Jomo Kenyatta: 20   quotes 10   likes

“I have no intention of retaliating or looking backwards. We are going to forget the past and look forward to the future.”

(1964) Post-election statement. Virginia Morell, Ancestral Passions: The leakey Family and the Quest for Humankind's Beginnings, Copyright 1995, Chapter 19, beginning.

“We have to learn by experience, and this is the policy of my Government. In our Kanu manifiesto, we state clearly that we are not going to discriminate because of race, colour or religion. We are going to treat Kenyans on an equal footing and the law of Kenya is going to apply to Europeans, Asians and Africans, those who are citizens of this country. They are going to be treated alike. We cannot have our cake and eat it. We have started our policy and we are going to follow it.”

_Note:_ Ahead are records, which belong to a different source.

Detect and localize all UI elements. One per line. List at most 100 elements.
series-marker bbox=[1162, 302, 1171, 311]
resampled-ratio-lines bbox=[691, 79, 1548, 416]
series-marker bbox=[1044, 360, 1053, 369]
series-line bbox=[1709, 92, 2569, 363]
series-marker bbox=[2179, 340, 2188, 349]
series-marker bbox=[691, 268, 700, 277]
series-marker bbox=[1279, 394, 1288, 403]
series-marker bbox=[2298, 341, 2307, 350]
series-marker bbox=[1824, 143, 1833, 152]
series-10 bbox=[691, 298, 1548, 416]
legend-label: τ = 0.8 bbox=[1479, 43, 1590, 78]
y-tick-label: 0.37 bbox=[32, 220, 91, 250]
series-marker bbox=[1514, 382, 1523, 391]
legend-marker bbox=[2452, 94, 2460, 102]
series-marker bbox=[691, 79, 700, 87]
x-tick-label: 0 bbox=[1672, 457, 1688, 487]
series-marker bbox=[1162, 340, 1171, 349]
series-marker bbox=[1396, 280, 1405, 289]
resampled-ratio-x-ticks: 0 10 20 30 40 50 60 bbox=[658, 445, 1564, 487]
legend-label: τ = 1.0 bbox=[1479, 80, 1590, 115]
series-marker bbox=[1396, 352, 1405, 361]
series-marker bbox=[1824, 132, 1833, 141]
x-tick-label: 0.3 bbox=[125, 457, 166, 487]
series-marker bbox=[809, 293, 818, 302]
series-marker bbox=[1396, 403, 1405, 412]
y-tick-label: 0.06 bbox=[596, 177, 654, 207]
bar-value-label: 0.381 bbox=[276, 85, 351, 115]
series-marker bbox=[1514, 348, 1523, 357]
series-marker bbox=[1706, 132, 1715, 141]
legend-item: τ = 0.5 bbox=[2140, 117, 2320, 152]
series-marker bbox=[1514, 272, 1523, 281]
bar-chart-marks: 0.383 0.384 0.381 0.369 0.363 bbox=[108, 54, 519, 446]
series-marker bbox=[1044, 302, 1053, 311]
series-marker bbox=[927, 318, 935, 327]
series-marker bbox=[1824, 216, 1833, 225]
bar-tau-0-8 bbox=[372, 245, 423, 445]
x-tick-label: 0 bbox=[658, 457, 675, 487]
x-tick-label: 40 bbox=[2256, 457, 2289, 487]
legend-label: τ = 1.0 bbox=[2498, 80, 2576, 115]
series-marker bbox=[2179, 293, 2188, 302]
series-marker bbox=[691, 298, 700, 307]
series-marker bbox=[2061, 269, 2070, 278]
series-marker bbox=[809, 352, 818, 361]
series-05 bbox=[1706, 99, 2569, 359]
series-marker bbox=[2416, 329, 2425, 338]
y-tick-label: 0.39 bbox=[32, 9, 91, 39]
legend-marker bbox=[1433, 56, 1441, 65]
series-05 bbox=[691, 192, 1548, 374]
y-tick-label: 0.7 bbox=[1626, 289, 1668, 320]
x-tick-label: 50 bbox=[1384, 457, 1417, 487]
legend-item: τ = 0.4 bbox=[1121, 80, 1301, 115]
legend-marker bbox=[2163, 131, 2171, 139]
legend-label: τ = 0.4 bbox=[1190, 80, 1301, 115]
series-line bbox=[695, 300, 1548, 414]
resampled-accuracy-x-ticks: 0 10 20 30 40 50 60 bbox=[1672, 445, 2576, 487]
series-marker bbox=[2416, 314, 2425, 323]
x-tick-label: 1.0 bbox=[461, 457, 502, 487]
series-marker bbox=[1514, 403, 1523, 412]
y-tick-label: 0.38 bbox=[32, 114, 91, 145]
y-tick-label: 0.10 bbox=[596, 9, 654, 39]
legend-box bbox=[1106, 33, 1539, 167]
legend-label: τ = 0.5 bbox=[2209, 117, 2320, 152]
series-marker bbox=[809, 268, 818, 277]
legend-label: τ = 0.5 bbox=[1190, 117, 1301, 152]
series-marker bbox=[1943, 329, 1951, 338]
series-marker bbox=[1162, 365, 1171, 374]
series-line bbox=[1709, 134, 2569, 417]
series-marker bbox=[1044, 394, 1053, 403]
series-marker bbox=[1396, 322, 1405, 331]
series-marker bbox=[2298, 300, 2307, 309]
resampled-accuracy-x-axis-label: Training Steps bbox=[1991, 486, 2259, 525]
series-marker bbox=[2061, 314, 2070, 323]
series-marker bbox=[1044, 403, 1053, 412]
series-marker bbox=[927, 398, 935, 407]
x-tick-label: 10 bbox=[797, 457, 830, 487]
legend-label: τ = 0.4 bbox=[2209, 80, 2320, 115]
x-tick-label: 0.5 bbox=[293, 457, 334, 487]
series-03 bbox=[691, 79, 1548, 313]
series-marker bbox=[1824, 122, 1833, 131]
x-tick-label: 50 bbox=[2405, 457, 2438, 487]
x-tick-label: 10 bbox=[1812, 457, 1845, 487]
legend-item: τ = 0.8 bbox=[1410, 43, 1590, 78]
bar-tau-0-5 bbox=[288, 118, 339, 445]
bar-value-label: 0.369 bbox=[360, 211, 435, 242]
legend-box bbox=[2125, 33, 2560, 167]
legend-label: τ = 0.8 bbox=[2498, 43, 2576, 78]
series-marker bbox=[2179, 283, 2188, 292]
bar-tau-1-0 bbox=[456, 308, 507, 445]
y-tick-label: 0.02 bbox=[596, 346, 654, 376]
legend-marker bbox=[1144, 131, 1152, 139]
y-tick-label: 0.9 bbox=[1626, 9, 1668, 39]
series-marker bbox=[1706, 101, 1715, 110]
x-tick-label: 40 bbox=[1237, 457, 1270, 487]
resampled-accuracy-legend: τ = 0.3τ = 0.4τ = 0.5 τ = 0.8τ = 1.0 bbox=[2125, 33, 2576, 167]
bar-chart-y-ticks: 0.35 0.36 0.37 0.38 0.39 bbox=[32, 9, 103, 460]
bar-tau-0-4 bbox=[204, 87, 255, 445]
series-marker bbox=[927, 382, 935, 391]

As quoted in Kenya National Assembly Official Record (Hansard) Jul 23 - Nov 29, 1963. p. 1223.
Context: Unless we have a Government with capable officers to run it, then our Government will fall tomorrow. I want the people to understand this: that we have this policy of Africanization, as we have during the time we have taken over the Government; people are being trained for various posts, and when they are ready we shall give them responsibility, but we cannot take people just because they are black and say "All right, you run this, you run that." We have to learn by experience, and this is the policy of my Government. In our Kanu manifiesto, we state clearly that we are not going to discriminate because of race, colour or religion. We are going to treat Kenyans on an equal footing and the law of Kenya is going to apply to Europeans, Asians and Africans, those who are citizens of this country. They are going to be treated alike. We cannot have our cake and eat it. We have started our policy and we are going to follow it.

“The basis of any independent government is a national language, and we can no longer continue aping our former colonizers … those who feel they cannot do without English can as well pack up and go.”

(1974) cited by David Crystal, "English as a Global Language" (2003), Cambridge University Press, ISBN 9780521530323, p. 124.